El Barûk is a populous village, situated about 300 yards from the sources of the river Ewely, which, rising in four or five springs, form immediately a stream capable of turning a mill. This stream runs through a small valley, entirely embosomed among the mountains, so that, on every side, the view is bounded, at the distance of two or three hundred yards, by precipitous rocks. This valley, unlike the other parts of the mountain we had passed through, is of a fine soil, and not stony: numerous rivulets, sometimes directed for the culture of the ground, sometimes running neglected along, increase the fertility and beauty of the place: melon plants were crawling across the very road on which our horses trod, and fruits of all the sorts that were in season at the time were hanging luxuriantly around: but, as this spot is much elevated above the level of the sea, we found few of them as yet ripe. The village, built a few yards up the mountain, overlooks the plantations. Its inhabitants are chiefly Drûzes, with a few Christians and some Moslems. Vineyards surround the village. Colonel Boughton, an Englishman, had left some recollections of his passage through this place, and the villagers spoke much of him.
The cold and crystal sources of the river Ewely have obtained a name for themselves independent of that of the river, being always spoken of as Ayûn el Bered, or the cold springs. The evening air was very chill: our tents were pitched close to the springs on a green plot of ground which the dampness of the spot and the fogs of the mountain keep in perpetual verdure—the situation was altogether picturesque.
In a general view of that part of Mount Lebanon over which we had passed, it appeared to me, that the summits and sides of the different chains of which it is composed were for the most part arid, rocky, and thinly studded with trees; whilst in the valleys, and more especially in those which had a river running through them, there was much fertility and verdure. But the mountaineers seemed not to choose these valleys, however fertile, for the sites of their villages, but to prefer the slope or summit of a mountain; the reason for which I conceive is, that the great heats of summer are tempered by the constant breezes from the sea; besides, that their commanding situations, sometimes very difficult of access, serve them as a means of defence in troublesome times.
Scanty as the soil was on the heights, the mountaineers had, by their industry, turned it to great advantage. The population of a given number of square miles, taken anywhere on it, was not exceeded by the number of inhabitants, on an equal space, in the plains; the cause of which was owing, in a great measure, to the protection which Christians enjoyed from the Emir Beshýr, who, if not himself a Christian, which some dared openly to affirm, made no distinction between them and his Drûze or Mahometan subjects.
I had forgotten to mention that, previous to quitting Dayr-el-Kamar, Lady Hester had written to apprize the pasha of Damascus of her purposed visit to his capital.
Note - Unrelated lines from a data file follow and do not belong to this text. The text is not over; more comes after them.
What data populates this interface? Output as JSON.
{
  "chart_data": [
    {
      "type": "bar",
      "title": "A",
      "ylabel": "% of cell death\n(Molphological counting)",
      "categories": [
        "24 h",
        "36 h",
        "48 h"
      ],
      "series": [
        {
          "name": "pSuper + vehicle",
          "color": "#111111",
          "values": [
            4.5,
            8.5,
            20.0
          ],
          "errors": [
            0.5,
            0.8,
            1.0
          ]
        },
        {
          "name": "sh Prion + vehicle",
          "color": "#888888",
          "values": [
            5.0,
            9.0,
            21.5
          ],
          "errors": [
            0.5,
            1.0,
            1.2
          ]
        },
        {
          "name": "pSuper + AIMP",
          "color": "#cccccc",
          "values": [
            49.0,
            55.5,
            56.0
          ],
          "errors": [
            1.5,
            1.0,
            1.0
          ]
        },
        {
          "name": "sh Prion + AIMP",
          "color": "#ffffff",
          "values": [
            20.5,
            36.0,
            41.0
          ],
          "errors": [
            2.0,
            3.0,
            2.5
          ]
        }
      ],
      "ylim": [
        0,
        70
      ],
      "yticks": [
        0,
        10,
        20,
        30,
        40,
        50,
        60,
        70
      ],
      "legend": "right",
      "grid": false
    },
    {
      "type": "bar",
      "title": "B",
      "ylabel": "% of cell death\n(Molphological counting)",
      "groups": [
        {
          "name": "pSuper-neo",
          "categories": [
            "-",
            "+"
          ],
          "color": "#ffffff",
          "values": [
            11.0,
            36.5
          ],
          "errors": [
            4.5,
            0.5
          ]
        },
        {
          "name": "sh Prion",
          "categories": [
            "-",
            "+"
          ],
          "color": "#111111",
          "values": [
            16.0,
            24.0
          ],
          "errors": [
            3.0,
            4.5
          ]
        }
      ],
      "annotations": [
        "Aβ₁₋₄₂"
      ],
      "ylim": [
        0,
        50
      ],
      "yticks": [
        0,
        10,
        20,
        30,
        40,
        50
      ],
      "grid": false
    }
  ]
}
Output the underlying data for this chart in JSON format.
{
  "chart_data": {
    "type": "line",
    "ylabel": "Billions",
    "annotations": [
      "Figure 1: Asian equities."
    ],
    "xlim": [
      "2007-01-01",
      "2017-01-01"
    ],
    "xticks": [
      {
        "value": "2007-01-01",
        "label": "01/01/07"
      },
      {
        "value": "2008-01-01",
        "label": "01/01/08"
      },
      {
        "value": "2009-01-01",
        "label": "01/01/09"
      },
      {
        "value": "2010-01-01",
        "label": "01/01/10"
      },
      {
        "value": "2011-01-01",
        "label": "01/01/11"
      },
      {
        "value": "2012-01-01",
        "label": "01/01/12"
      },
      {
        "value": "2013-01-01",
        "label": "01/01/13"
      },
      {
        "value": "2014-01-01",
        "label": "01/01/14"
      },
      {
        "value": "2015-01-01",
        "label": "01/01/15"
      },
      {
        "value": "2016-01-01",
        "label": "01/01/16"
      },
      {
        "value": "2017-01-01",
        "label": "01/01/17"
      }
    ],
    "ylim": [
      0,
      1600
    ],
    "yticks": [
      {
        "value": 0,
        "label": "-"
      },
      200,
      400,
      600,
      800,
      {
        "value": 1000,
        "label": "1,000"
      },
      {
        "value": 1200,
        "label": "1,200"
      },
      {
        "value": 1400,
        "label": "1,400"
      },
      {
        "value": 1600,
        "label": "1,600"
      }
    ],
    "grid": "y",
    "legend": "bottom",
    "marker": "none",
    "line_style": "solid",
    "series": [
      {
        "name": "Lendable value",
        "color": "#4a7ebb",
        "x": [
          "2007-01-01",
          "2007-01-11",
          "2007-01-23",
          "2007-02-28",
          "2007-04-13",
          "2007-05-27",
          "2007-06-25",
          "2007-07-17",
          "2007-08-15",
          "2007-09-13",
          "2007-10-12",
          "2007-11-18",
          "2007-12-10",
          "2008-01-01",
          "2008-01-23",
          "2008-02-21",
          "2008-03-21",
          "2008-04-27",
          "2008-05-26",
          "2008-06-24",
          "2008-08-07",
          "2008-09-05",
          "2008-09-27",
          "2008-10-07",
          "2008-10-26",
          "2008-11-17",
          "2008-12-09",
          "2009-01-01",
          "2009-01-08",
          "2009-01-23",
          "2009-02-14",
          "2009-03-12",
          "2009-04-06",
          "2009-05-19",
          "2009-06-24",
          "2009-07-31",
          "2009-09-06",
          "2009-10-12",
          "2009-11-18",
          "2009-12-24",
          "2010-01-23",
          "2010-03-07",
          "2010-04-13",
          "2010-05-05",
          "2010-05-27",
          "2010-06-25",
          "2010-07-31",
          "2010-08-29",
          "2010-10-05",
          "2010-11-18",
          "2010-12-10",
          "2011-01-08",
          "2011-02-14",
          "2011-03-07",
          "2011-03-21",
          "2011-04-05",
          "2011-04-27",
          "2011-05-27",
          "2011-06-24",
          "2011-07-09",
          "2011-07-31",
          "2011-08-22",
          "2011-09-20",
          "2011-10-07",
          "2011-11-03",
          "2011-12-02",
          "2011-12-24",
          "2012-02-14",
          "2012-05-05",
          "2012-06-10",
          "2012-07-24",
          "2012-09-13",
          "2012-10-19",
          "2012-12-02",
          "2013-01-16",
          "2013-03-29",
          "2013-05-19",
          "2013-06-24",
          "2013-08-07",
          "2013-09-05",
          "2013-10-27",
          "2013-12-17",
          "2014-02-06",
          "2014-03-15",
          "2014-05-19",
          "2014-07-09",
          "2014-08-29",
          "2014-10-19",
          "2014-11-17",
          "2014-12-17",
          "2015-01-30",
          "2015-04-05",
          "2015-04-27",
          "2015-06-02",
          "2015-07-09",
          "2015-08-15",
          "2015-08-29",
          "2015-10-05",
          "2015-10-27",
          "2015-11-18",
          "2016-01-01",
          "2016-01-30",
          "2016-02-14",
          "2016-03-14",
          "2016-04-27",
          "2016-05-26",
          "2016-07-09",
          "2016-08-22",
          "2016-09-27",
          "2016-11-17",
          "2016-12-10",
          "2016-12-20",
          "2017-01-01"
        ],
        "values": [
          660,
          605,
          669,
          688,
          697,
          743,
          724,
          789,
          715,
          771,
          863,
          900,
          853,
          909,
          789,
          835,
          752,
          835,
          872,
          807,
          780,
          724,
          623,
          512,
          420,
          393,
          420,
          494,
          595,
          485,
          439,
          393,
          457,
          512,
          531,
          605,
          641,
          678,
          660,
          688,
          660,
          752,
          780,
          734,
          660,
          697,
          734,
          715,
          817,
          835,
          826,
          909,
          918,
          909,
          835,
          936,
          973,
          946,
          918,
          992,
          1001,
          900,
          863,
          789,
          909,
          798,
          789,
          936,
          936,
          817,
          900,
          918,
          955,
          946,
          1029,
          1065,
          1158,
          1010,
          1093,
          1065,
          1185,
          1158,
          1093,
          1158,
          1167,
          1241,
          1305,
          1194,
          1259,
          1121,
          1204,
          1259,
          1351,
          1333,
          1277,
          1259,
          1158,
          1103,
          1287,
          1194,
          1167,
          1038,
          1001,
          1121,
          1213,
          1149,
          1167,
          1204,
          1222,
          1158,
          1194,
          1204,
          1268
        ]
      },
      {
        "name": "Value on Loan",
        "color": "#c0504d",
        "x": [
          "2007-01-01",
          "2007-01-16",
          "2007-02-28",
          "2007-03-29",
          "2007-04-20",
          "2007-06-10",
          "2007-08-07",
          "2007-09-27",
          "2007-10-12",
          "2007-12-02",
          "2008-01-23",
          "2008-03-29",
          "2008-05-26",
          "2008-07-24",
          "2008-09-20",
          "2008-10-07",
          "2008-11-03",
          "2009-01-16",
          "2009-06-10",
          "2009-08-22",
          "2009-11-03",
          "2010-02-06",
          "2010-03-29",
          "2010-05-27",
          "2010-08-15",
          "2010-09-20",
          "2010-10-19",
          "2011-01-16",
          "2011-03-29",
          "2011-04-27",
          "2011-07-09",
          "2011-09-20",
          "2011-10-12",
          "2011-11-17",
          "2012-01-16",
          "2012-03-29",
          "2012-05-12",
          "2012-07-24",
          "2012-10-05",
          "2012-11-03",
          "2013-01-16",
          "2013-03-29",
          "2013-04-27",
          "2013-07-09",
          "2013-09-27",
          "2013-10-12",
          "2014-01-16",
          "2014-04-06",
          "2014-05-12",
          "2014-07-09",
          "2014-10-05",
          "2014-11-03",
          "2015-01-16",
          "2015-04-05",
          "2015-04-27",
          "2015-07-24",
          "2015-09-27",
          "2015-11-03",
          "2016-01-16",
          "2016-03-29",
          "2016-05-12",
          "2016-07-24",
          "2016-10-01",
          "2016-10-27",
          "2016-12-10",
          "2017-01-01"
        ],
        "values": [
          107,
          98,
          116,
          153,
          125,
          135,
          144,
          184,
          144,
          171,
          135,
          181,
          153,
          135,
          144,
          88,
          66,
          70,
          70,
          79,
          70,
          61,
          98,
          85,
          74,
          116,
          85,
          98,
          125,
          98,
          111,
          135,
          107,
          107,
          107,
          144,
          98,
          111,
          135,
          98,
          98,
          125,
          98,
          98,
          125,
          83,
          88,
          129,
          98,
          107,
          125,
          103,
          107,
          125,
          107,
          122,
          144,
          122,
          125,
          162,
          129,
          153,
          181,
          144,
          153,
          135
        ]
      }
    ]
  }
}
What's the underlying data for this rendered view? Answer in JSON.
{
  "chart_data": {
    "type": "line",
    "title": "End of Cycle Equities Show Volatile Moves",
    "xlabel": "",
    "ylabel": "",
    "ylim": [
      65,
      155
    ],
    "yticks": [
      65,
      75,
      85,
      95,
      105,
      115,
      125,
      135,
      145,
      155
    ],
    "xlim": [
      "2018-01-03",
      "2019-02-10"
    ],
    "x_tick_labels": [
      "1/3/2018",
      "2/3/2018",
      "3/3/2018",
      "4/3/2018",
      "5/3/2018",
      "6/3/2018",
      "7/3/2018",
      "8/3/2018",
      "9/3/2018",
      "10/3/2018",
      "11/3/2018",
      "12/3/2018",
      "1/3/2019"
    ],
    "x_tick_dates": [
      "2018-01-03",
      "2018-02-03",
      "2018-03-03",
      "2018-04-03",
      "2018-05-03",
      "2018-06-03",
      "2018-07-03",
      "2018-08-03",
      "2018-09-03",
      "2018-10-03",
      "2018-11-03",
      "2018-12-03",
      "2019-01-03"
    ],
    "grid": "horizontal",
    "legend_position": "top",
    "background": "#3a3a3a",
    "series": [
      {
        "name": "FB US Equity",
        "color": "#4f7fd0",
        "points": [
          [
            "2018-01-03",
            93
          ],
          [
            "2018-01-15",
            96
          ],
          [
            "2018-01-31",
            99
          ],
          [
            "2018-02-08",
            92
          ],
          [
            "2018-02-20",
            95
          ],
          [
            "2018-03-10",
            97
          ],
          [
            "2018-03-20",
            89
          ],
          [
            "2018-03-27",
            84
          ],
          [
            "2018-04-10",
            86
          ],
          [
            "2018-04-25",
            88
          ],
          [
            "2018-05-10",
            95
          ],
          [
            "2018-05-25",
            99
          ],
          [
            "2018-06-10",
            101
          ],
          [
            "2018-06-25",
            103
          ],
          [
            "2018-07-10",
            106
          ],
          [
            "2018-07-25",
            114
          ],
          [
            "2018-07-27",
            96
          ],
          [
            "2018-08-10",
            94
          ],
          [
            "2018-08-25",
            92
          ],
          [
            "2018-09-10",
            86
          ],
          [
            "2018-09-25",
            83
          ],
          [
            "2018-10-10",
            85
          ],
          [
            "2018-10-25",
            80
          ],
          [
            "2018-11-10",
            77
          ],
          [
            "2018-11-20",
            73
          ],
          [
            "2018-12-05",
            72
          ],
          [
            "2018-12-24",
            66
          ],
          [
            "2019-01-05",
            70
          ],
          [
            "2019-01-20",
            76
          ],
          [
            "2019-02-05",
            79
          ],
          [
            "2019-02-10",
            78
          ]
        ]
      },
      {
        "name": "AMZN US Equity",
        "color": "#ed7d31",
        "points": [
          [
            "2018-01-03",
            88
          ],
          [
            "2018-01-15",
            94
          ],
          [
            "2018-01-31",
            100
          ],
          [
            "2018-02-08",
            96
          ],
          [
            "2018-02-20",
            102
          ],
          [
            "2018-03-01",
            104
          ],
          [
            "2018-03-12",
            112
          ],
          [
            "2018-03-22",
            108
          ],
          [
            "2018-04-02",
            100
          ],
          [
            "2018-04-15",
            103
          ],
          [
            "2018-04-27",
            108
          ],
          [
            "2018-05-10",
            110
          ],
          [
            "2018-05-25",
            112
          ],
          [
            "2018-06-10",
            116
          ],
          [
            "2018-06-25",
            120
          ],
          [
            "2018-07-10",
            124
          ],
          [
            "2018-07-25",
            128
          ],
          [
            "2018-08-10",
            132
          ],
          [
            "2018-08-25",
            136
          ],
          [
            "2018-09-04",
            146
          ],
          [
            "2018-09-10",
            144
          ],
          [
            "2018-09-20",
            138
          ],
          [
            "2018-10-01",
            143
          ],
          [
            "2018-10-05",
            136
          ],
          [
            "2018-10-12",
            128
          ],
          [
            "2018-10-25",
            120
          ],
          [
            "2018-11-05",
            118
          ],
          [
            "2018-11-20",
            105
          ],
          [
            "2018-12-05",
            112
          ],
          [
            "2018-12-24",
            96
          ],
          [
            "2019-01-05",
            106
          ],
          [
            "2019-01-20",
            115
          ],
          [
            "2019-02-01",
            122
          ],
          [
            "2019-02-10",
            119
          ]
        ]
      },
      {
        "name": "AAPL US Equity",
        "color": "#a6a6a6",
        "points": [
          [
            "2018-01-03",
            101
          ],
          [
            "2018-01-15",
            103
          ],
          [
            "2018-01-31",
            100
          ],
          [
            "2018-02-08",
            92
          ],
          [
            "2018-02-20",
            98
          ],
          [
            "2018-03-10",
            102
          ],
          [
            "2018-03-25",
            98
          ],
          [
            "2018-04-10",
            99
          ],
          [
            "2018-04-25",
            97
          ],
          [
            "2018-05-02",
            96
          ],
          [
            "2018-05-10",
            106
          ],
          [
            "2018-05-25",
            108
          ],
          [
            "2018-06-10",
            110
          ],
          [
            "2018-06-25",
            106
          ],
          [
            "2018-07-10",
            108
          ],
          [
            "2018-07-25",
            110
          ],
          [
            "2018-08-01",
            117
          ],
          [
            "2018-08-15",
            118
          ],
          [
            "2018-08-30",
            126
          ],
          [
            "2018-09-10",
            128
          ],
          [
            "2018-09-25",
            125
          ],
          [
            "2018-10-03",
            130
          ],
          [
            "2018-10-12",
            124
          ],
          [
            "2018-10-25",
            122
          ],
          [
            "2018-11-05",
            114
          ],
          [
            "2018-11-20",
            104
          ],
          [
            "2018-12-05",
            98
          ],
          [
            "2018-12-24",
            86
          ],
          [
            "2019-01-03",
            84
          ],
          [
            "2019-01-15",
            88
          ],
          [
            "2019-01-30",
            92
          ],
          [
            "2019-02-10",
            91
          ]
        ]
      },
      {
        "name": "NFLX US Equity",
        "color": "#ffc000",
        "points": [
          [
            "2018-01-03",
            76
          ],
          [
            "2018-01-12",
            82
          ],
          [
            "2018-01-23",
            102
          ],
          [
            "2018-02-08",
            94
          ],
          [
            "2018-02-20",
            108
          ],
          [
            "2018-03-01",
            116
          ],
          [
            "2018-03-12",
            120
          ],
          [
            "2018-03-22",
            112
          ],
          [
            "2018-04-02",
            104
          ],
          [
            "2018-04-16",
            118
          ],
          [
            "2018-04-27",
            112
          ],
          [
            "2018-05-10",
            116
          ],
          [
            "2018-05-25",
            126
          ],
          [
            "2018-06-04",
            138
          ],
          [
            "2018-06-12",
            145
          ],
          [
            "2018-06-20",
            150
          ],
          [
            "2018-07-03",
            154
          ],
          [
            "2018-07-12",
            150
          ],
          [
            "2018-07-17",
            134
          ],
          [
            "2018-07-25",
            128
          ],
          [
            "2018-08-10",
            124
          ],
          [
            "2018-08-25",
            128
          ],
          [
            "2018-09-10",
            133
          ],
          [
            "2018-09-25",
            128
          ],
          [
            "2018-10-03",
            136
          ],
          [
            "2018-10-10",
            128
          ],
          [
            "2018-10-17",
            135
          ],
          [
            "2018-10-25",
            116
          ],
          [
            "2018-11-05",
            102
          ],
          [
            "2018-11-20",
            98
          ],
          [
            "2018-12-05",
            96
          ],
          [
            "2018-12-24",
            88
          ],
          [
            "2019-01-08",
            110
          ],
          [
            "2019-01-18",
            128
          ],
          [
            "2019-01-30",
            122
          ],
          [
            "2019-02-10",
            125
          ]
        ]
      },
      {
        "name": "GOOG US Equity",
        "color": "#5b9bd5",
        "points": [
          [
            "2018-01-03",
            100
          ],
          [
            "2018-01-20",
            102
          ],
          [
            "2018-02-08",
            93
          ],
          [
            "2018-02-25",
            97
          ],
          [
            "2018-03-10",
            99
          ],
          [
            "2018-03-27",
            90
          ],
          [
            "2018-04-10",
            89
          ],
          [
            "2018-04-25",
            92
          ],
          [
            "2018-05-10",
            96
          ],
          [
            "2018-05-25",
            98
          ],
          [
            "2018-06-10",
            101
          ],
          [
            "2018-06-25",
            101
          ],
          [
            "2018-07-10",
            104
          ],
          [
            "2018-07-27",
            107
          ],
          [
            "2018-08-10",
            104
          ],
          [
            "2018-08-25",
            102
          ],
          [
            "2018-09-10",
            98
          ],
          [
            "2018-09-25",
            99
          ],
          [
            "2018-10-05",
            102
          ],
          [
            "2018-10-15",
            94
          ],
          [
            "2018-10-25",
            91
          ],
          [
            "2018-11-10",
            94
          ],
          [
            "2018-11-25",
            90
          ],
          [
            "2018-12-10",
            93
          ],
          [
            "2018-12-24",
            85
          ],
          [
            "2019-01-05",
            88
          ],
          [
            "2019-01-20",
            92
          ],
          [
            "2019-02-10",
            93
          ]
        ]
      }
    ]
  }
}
In answer, she had received a courteous invitation; and a chokadàr, or page, the bearer of it, was commissioned to be our conductor to Damascus. He was shivering with cold at this place, as he sat smoking his pipe, cross-legged on his carpet, in front of his tent. He nevertheless wore two pair of thick cloth breeches, two pelisses, and other clothes in proportion. He was however good-humoured, and amused us.